Electronic cigarettes at work
Despite its name an electronic cigarette is not a ‘cigarette’ and using one is not ‘smoking’. Therefore the UK smokefree legislation does not apply to them. It is for employers to decide whether or not to allow electronic cigarettes in the workplace. To assist them in making their decision, the CIEH and ASH have produced two guidance notes:
Will you permit or prohibit electronic cigarette use on your premises? Five questions to ask before you decide October 2015
Developing an organisational approach to the use of electronic cigarettes on your premises August 2014
Advertising of electronic cigarettes
Fears that the advertising of electronic cigarettes might lead to their usage being glamorised and that people might be encouraged to try smoking ordinary cigarettes seem to be unfounded. Researchers from the University of Stirling who were commissioned by Public Health England to review the marketing and uptake of electronic cigarettes found that they could not identify any evidence to suggest that non smoking children who tried electronic cigarettes were more likely to then go on and try tobacco. The current UK industry codes of practice for advertising say that the marketing communications and advertisements for electronic cigarettes must contain nothing which promotes the use of a tobacco product or shows the use of a tobacco product in a positive light. Further controls will be enacted in 2016 as a result of an EU Tobacco Products Directive.
Benefits of using electronic cigarettes
The CIEH believes that the benefits of using electronic cigarettes outweigh any potential risks. Every year, over 100,000 smokers in the UK die from smoking related causes. Smoking accounts for over one-third of respiratory deaths, over one-quarter of cancer deaths, and about one-seventh of cardiovascular disease deaths. (ASH, Nov 2015).

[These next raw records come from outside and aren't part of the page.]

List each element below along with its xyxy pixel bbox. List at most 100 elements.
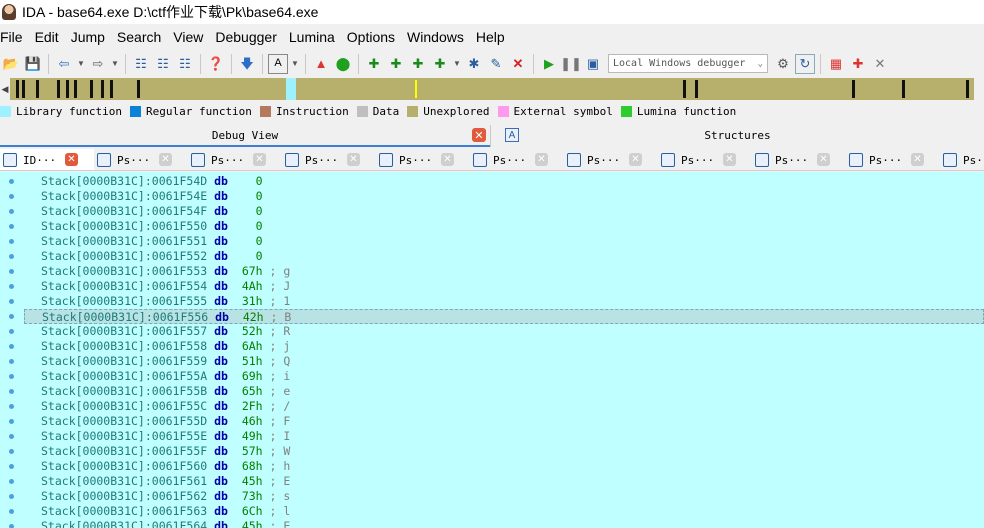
menu-windows[interactable]: Windows	[401, 29, 470, 45]
menu-help[interactable]: Help	[470, 29, 511, 45]
tab-ida-view[interactable]: ID··· ✕	[0, 149, 94, 170]
close-icon[interactable]: ✕	[441, 153, 454, 166]
make-array-icon[interactable]: ✚	[430, 54, 450, 74]
tab-pseudocode-8[interactable]: Ps··· ✕	[752, 149, 846, 170]
line-marker-dot[interactable]	[9, 284, 14, 289]
edit-icon[interactable]: ✎	[486, 54, 506, 74]
code-line[interactable]: Stack[0000B31C]:0061F561 db 45h ; E	[24, 474, 984, 489]
line-marker-dot[interactable]	[9, 344, 14, 349]
code-line[interactable]: Stack[0000B31C]:0061F55A db 69h ; i	[24, 369, 984, 384]
close-icon[interactable]: ✕	[65, 153, 78, 166]
struct-var-icon[interactable]: ✱	[464, 54, 484, 74]
line-marker-dot[interactable]	[9, 299, 14, 304]
menu-options[interactable]: Options	[341, 29, 401, 45]
open-folder-icon[interactable]: 📂	[1, 54, 21, 74]
code-line[interactable]: Stack[0000B31C]:0061F54E db 0	[24, 189, 984, 204]
delete-breakpoint-icon[interactable]: ✕	[870, 54, 890, 74]
disassembly-view[interactable]: Stack[0000B31C]:0061F54D db 0 Stack[0000B…	[0, 172, 984, 528]
line-marker-dot[interactable]	[9, 419, 14, 424]
text-mode-icon[interactable]: A	[268, 53, 288, 74]
back-dropdown-icon[interactable]: ▼	[76, 54, 86, 74]
line-marker-dot[interactable]	[9, 374, 14, 379]
code-line[interactable]: Stack[0000B31C]:0061F555 db 31h ; 1	[24, 294, 984, 309]
line-marker-dot[interactable]	[9, 389, 14, 394]
close-icon[interactable]: ✕	[347, 153, 360, 166]
line-marker-dot[interactable]	[9, 224, 14, 229]
tab-pseudocode-2[interactable]: Ps··· ✕	[188, 149, 282, 170]
code-line[interactable]: Stack[0000B31C]:0061F55B db 65h ; e	[24, 384, 984, 399]
line-marker-dot[interactable]	[9, 179, 14, 184]
attach-icon[interactable]: ⚙	[773, 54, 793, 74]
menu-file[interactable]: File	[0, 29, 29, 45]
undefine-icon[interactable]: ✕	[508, 54, 528, 74]
tab-pseudocode-9[interactable]: Ps··· ✕	[846, 149, 940, 170]
line-marker-dot[interactable]	[9, 359, 14, 364]
search-text-icon[interactable]: ☷	[153, 54, 173, 74]
close-icon[interactable]: ✕	[472, 128, 486, 142]
line-marker-dot[interactable]	[9, 404, 14, 409]
close-icon[interactable]: ✕	[817, 153, 830, 166]
line-marker-dot[interactable]	[9, 239, 14, 244]
tab-pseudocode-10[interactable]: Ps···	[940, 149, 984, 170]
line-marker-dot[interactable]	[9, 494, 14, 499]
line-marker-dot[interactable]	[9, 509, 14, 514]
code-line[interactable]: Stack[0000B31C]:0061F559 db 51h ; Q	[24, 354, 984, 369]
code-line[interactable]: Stack[0000B31C]:0061F556 db 42h ; B	[24, 309, 984, 324]
panel-debug-view[interactable]: Debug View ✕	[0, 125, 490, 147]
code-line[interactable]: Stack[0000B31C]:0061F550 db 0	[24, 219, 984, 234]
line-marker-dot[interactable]	[9, 269, 14, 274]
green-circle-icon[interactable]: ⬤	[333, 54, 353, 74]
text-mode-dropdown-icon[interactable]: ▼	[290, 54, 300, 74]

Electronic cigarettes are a popular and safe alternative to smoking.
Research shows that the vast majority of those using them are current or former smokers and that they appeal to many smokers who might not be willing to use other more traditional smoking cessation aids. As long as there are appropriate regulations in place to ensure product safety and common sense is exercised when using them, the CIEH believes electronic cigarettes have a useful role to play in helping people to give up smoking and thus improve their health.
Further information on the above issues and other aspects of electronic cigarette use can be found in the ASH briefing notes, including ASH Fact Sheet Use of electronic cigarettes (vapourisers) among adults in Great Britain, May 2015.